The Library of Gray was founded in 1799 after the confiscation of the properties of the Catholic Church. The library first opened in an old convent before moving to a proper building adjoining the city hall in 1859. The library is divided into two sections. One section stores only documents that cannot be borrowed and the second contains documents that can be borrowed by the public.

== History ==
The Library of Gray emerges after the French Revolution and the confiscation of the properties of the Catholic Church. From 1792 to 1798, the abbot Lempereur is asked to preserve the documents that comes from the nearby convents. The municipality of Gray requests the executive directorate in order to found and open a new library. The 30 March 1799, the library is founded and inaugurated in the old convent of the cordeliers. Since then, the library is open to the public. This library serves also as a kind of museum because in 1801, the curator enumerated 107 paintings, some of which are now in the Baron-Martin Museum.

=== The Great Library ===
In 1859, the municipality of Gray wants to have a proper building for the library. This new building, adjoining the city hall, is conceived as a sumptuous place with its panelling and its gallery surrounding the hall. The building is achieved in one year. The library is inaugurated the 6 December 1859 and open to the public the 1 January 1860. Since this period the new library is called "the Great Library".

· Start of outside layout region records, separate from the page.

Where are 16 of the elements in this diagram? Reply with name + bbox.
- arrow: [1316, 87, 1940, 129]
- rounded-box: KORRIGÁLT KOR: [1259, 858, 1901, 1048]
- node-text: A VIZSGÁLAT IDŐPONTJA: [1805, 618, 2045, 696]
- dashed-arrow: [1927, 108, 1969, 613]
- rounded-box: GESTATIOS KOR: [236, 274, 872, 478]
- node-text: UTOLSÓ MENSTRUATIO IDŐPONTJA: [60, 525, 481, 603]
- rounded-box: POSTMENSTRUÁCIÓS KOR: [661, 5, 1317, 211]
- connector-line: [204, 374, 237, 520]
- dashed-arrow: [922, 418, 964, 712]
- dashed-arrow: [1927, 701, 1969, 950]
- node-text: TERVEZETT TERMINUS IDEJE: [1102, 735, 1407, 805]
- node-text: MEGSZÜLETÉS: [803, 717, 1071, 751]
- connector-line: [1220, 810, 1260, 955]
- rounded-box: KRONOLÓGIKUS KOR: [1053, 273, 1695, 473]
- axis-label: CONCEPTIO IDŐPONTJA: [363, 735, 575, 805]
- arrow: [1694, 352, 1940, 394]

Since then, the library is divided in two parts. At the ground floor, there is the part with modern books that can be borrowed and upstairs, there is the part with old books that cannot be borrowed and can only be read at library.

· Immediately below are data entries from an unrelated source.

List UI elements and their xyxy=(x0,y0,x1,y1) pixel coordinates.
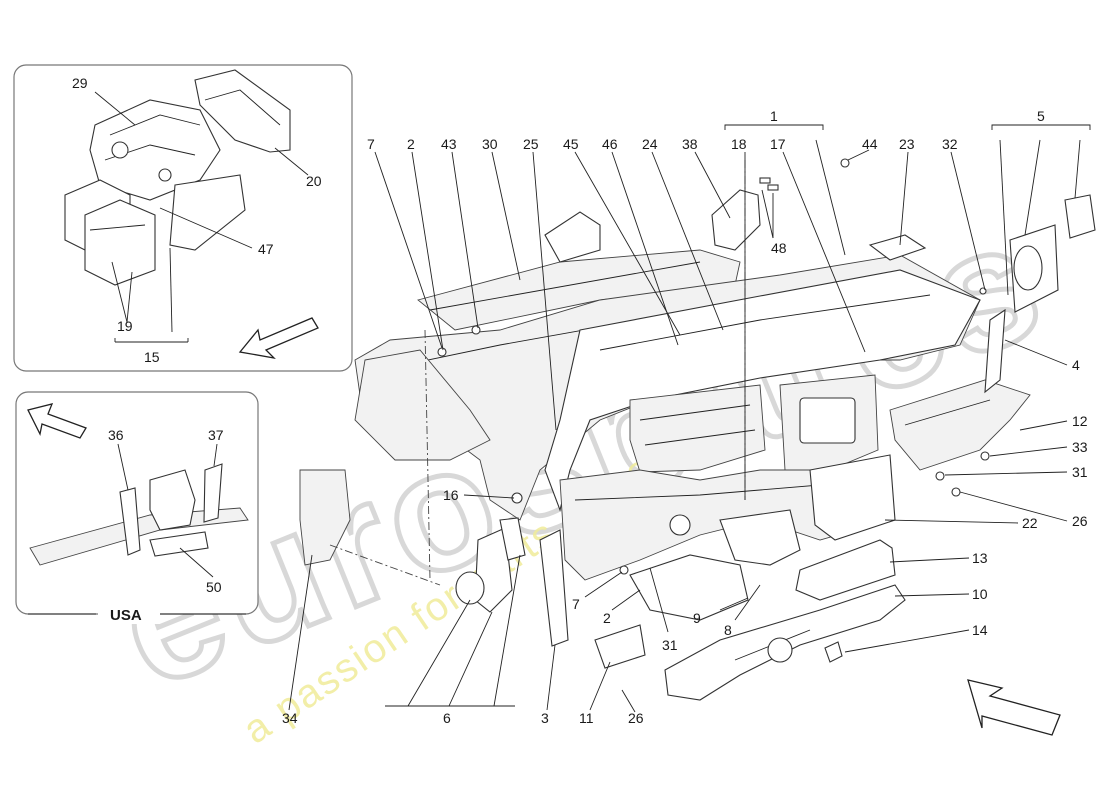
callout-12: 12 xyxy=(1072,413,1088,429)
callout-33: 33 xyxy=(1072,439,1088,455)
bracket-11 xyxy=(594,624,646,669)
usa-bracket-37 xyxy=(203,463,223,523)
callout-10: 10 xyxy=(972,586,988,602)
direction-arrow-icon xyxy=(238,317,319,359)
upper-dash-panel xyxy=(544,269,981,512)
pad-23 xyxy=(868,234,927,261)
callout-3: 3 xyxy=(541,710,549,726)
callout-14: 14 xyxy=(972,622,988,638)
callout-30: 30 xyxy=(482,136,498,152)
callout-5: 5 xyxy=(1037,108,1045,124)
trim-panel-13 xyxy=(795,539,896,601)
callout-7: 7 xyxy=(367,136,375,152)
usa-crossbar xyxy=(29,507,249,566)
callout-32: 32 xyxy=(942,136,958,152)
label-15: 15 xyxy=(144,349,160,365)
cluster-opening xyxy=(629,384,766,473)
vent-ring-5 xyxy=(1064,194,1096,239)
callout-25: 25 xyxy=(523,136,539,152)
callout-2: 2 xyxy=(407,136,415,152)
callout-34: 34 xyxy=(282,710,298,726)
callout-44: 44 xyxy=(862,136,878,152)
steering-column-body xyxy=(89,99,221,201)
usa-direction-arrow-icon xyxy=(27,403,87,439)
callout-43: 43 xyxy=(441,136,457,152)
callout-26-lower: 26 xyxy=(628,710,644,726)
callout-18: 18 xyxy=(731,136,747,152)
callout-17: 17 xyxy=(770,136,786,152)
callout-4: 4 xyxy=(1072,357,1080,373)
usa-bracket-center xyxy=(149,469,196,531)
label-19: 19 xyxy=(117,318,133,334)
callout-23: 23 xyxy=(899,136,915,152)
callout-45: 45 xyxy=(563,136,579,152)
usa-bracket-36 xyxy=(119,487,141,556)
inset-steering-column: 29 20 47 19 15 xyxy=(13,64,353,372)
cap-14 xyxy=(824,641,843,663)
vent-6-knob xyxy=(455,571,485,605)
label-37: 37 xyxy=(208,427,224,443)
callout-2-lower: 2 xyxy=(603,610,611,626)
usa-plate-50 xyxy=(149,531,209,557)
label-47: 47 xyxy=(258,241,274,257)
cross-car-beam xyxy=(417,249,741,331)
center-tunnel-trim xyxy=(719,509,801,566)
left-support-frame xyxy=(299,469,351,566)
usa-title: USA xyxy=(110,607,142,624)
callout-22: 22 xyxy=(1022,515,1038,531)
label-36: 36 xyxy=(108,427,124,443)
beam-bracket-upper xyxy=(544,211,601,263)
callout-6: 6 xyxy=(443,710,451,726)
dashboard-assembly xyxy=(299,158,1096,701)
callout-13: 13 xyxy=(972,550,988,566)
pillar-trim-3 xyxy=(539,529,569,647)
forward-direction-arrow-icon xyxy=(967,679,1061,736)
switch-housing-right xyxy=(84,199,156,286)
label-29: 29 xyxy=(72,75,88,91)
console-bin xyxy=(629,554,749,621)
column-lower-bracket xyxy=(169,174,246,251)
callout-31-lower: 31 xyxy=(662,637,678,653)
label-50: 50 xyxy=(206,579,222,595)
glovebox-22 xyxy=(809,454,896,541)
callout-38: 38 xyxy=(682,136,698,152)
leader-lines xyxy=(288,124,1091,713)
left-frame-rail xyxy=(354,349,491,461)
callout-16: 16 xyxy=(443,487,459,503)
callout-26-right: 26 xyxy=(1072,513,1088,529)
callout-11: 11 xyxy=(579,710,594,726)
shroud-cover xyxy=(194,69,291,153)
callout-31-right: 31 xyxy=(1072,464,1088,480)
beam-bracket-38 xyxy=(711,189,761,251)
callout-8: 8 xyxy=(724,622,732,638)
label-20: 20 xyxy=(306,173,322,189)
inset-usa: 36 37 50 USA xyxy=(15,391,259,624)
vent-6-ring xyxy=(499,517,526,561)
callout-48: 48 xyxy=(771,240,787,256)
callout-7-lower: 7 xyxy=(572,596,580,612)
callout-9: 9 xyxy=(693,610,701,626)
callout-labels: 7 2 43 30 25 45 46 24 38 1 18 17 48 44 2… xyxy=(282,108,1088,726)
callout-24: 24 xyxy=(642,136,658,152)
callout-46: 46 xyxy=(602,136,618,152)
end-trim-4 xyxy=(984,308,1006,394)
callout-1: 1 xyxy=(770,108,778,124)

Nowadays, the modern part contains 13.000 books when the old part contains 25.000 books.

== Collections ==
The old part contains 18 incunabula among which there is a book of Jean Buridan about Aristotle's Ethics (1489), The Consolation of Philosophy by Boethius (1480) and also the Fasciculus temporum by Werner Rolevinck (1495).

The library hosts also many pictures from amateur photographers living in the commune of Gray. Among them, there are Eugène Noir (1855-1904) and Louis Guichard (1866-1934) who were peculiarly active during the Belle-Époque.
Books from famous Gray inhabitants are also hosted by the library, like Jean-Baptiste Romé de l'Isle (mineralogist considered as one of the creators of the modern crystallography), Augustin Cournot (mathematician, economist and philosopher) and Edmond Bour (mathematician and engineer).

=== Partnership with Wikimédia France ===

In 2008, Wikimédia France made a partnership with the library of Gray in order to digitize an atlas from 1828 and some engravings of George Anson's voyage around the world.

== Exhibitions ==
Some exhibitions are organized in the library of Gray, especially for the event called Patrimoines écrits en Bourgogne-Franche-Comté.

=== 2017 ===

- Habiter son territoire : espaces intimes, espaces publics : An exhibition about the place of man in a territory, from documents of the library.

=== 2018 ===

- Le travail c'est la santé : An exhibition about the universe of work.